S & S Ltd 12” diameter, lacquered brass protractor and green baize lined mahogany case. Numerals and graduation to 10 minutes machine engraved. Probably ca.1950. Provenance - Royal Aircraft Establishment instrument 998. MOD catalogue number B.1980.
A brass rectangular protractor approximately 5” x 1.5”
A thin brass protractor, 3.5 inches long with a three inch diagonal scale labelled ‘Engl’ to signify English inches.
Protractor Rectangular A MkIII (6” x 2” Exactly). This is an Ivorine (Celluloid) example dating from the 1920s.
A most unusual protractor signed “Lilley & Son London Patentee & Manufacturer No 209”. The inner brass part is knurled on the outside and is used to rotate the circular part of the protractor. The glazed centre has a centre mark and there are index marks to left and right near the top of the side arms of the static part. The circle is marked with eight cardinal points and is graduated for 0 to 90 degrees in each quadrant with graduations every 0.5 degrees. It is actually a Patent Chart Course Indicator intended for navigational chart work. Believed patented in 1883.

It has a blue velvet lined, Morocco leather covered case.
This large (8.4” long) brass, semi-circular protractor is beveled on both inside and outside edges. Besides the 0-180 and 180-360 x 1/2 degree scales it has a scale for 4 to 12 sided polygons on the inner face. There are also Cho and C (chord) scales and plain scales for 12, 16, 20, 24 & 30 (to the inch). Oblique shot to reduce shadows & reflections. Probably dates from 1780-1810.
6” diameter, brass Vernier protractor by George Adams. From the signature it is difficult to identify whether it was George Adams senior (in business 1734 to 1772 when he died and was succeeded by his son George, d.1795) or his son, George Adams Junior. The end of the swinging arm has broken off and is missing
This thin brass protractor was made in Russia and has a 1:8400 diagonal scale on the base. The base is 6 1/4 inches long and has a reinforcing brass strip screwed to its bottom edge. This was possibly a later modification to stop the protractor sliding under a tee square or other supporting edge. Coincidentally the diagonal scale is actually in inches. Probably mid-20th century.
A 4 inch brass protractor (from a case of drawing instruments) signed Gilbert & Sons London. Gilbert & Sons were working from 1806-1819.
A 6” Vernier protractor made for the British government by S&S Ltd. This heavy brass protractor is a close copy of the much earlier one made by Troughton & Simms (see above). It is housed in a fitted mahogany case. The separate magnifier and screw pins for holding it in place are missing.

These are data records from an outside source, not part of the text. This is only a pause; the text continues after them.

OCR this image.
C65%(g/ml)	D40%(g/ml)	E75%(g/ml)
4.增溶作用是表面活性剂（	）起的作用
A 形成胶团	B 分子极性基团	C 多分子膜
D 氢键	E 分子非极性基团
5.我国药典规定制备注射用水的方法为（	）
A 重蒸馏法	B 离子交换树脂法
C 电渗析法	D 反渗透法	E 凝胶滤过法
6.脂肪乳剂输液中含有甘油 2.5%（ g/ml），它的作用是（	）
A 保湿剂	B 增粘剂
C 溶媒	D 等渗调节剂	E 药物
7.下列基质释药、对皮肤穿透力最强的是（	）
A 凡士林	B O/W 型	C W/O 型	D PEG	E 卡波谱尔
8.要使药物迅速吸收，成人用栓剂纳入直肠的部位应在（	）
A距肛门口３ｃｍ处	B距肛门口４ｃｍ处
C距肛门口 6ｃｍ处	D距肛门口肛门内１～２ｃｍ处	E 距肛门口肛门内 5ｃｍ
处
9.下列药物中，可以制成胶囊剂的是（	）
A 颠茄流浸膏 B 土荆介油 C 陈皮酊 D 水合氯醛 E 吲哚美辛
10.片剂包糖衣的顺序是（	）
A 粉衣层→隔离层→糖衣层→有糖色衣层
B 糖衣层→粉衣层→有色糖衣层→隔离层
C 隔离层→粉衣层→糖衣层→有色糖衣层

A 6” boxwood rectangular protractor signed Coombes Devonport. Unusually it has both inch and cm scales and both systems of diagonal scale.
A combination 6” ivory rectangular protractor and rolling parallel rule dating from 1830-1850 period. The end fittings and rollers are electrum. On the upper side it has the usual degrees around three sides and 1/4” and 1/2” diagonal scales. On the reverse are architect’s and surveyor’s scales (1/8, 1/4, 3/8, 1/2, 5/8, 3/4, 7/8, and 1”; 30, 35, 45, 50, 60 , C).
Protractor artillery board Mk 2/2 OS72339 made by Blundell Rules Ltd, probably in the 1950s. This celluloid protractor measures 5.1 x 7.4 inches. It has a green cloth covered hard case marked with the numbers OS4622A and OS32832.
Ivory 6” rectangular protractor signed Is Simons Mary le Bone Street London. James Simons was working there from 1771 to 1794.
“The Colley Variation Protractor” by J H Steward. The semi-circle is 6” across and the main material is celluloid. The end of the swing arm has lines on it at 1 degree intervals for the magnetic variation.
Col. W Verners Complete Sketcher no.603 made by J H Steward, 406 Strand, London about the time of WWI. It combines the functions of protractor, magnetic compass, rule, alidade and clinometer. Regrettably the compass card has been replaced at some time with a crude, homemade? one. Verner originally patented it in the 19th century when he was Capt. Verner and versions exist with him as Capt., Major, Lieut. Col. and Col. Verner. On early versions the alidade does not extend. It’s a military sketching protractor, and an officer’s personal property.